Here we see his athleticism at work. Rivers wins the edge on the tackle, uses his hands to keep the tackles initial punch from landing, and only a hold from the lineman prevents a sack on the quarterback.

Rivers burst and nuance force this sack/fumble. Rivers starts with a hesitation step before bursting into the hole created by the guard and tackle separating, and uses his speed and acceleration to get to the quarterback before the running back can slide into his position to pick Rivers up.

Even though it doesn’t result in a sack, this might be my favorite Derek Rivers play. He does everything right—he bursts off the line, and lands his punch in the chest of the lineman. He gets his hands above his eyes, which is the goal of every defensive lineman when engaging a blocker—if your hands are above your eyes, you’re doing everything right, and you are most likely going to win the leverage battle on your opponent. After driving the tackle back a couple yards as if he was a sled used in practice, the lineman attempts to set his anchor, and Rivers brings his counter—a rip that leaves the tackle no chance. The quarterback gets rid of the ball after feeling the pressure Rivers provided. Other than not getting the sack, this play should be shown to every high school and college pass rusher in the country.

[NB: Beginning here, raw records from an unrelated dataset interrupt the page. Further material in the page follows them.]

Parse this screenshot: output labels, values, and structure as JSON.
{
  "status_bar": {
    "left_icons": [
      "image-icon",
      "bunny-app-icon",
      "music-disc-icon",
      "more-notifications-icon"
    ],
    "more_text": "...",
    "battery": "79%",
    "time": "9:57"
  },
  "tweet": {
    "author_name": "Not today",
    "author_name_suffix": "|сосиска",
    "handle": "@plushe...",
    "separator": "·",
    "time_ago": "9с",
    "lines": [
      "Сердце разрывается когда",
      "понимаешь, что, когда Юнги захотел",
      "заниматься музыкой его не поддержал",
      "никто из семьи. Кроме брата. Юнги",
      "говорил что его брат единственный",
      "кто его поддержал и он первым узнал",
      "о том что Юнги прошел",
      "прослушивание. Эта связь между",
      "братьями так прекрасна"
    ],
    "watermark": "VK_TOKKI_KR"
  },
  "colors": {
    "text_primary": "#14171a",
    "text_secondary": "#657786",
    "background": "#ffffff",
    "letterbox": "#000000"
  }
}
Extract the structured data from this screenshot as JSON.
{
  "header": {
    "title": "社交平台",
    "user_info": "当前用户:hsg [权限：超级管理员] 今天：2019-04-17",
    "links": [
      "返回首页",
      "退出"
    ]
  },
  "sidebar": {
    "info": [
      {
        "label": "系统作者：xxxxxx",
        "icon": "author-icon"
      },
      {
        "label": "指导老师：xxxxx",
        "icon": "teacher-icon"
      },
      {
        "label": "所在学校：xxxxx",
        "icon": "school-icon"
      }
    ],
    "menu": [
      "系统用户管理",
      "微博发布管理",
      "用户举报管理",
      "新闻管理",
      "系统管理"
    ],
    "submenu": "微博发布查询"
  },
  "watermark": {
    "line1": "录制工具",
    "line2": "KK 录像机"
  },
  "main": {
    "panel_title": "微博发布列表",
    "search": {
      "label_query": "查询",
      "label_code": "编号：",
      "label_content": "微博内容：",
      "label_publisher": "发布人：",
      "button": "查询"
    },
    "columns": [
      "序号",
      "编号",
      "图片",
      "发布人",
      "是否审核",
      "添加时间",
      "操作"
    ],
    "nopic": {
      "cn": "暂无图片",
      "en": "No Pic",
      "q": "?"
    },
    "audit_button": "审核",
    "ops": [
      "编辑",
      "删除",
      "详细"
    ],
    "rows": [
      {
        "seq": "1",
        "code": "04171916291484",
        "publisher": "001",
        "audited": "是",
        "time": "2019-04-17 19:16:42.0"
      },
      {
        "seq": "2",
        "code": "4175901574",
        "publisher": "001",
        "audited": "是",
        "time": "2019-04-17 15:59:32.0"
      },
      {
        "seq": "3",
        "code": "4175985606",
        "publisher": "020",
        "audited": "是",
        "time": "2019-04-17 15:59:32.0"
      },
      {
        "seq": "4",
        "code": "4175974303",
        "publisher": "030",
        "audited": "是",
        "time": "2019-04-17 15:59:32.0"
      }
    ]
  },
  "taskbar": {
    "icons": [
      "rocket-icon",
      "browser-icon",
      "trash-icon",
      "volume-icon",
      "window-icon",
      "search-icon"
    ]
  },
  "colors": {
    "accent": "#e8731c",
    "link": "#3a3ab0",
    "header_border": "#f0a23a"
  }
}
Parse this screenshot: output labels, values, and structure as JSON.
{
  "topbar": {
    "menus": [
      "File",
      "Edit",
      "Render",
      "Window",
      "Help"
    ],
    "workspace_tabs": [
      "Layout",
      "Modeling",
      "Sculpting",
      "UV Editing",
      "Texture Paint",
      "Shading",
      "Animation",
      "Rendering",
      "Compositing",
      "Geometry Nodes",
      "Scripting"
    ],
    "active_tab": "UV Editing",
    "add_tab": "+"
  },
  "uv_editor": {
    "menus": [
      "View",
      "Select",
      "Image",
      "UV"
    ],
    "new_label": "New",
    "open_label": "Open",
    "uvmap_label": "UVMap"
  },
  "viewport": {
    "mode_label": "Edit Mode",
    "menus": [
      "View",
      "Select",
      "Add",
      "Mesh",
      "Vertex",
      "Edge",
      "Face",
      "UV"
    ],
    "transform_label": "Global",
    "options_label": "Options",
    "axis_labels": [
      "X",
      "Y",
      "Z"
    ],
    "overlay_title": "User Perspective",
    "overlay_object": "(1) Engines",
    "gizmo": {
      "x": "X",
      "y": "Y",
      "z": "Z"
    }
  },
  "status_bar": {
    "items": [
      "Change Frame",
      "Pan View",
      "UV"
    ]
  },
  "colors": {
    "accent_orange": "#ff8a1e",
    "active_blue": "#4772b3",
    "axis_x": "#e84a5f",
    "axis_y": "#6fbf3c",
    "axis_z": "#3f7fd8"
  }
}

Rivers has the ability to be a game changer in the running game when everything is clicking. He engages his lineman while reading the play, then disengages and gets across the face of the pulling center, taking away the centers chance to create a lane, and taking away the cutback possibility of the running back.

NDSU’s tackle gets too horizontal out of his stance here, attempting to compensate for Rivers’ athletic advantage. Rivers reads it, and attacks the inside half of the lineman instead of his outside half, blowing by him and wrapping up the QB.

Rivers athleticism allows him to make up for a potentially costly extra step here. Rivers, with no overhang defender behind him, is responsible for holding the edge to his side. He bites on the read-option, and commits an extra step towards the running back before realizing the QB still has the ball. Rivers is able to change direction and chase down the QB before gaining a yard on the play.

Finally, just look at that bend. This is exactly where the 3-cone drill comes into play for EDGE rushers. If he doesn’t have the flex in his hips and ankles, Rivers gets run around the pocket and all the QB has to do is step up to avoid him. Instead, Rivers is able to instantly change his direction and crash in on the QB, giving him no chance.

Derek Rivers likely isn’t going to be asked to be “the guy” across from Flowers in year one, but look for him to be a rotational pass rusher that makes some plays in his first season. By year two, I fully expect Rivers to have a starting position locked up, and by year three we could be talking about Rivers as a legitimate #1 pass rusher, and the steal of the draft.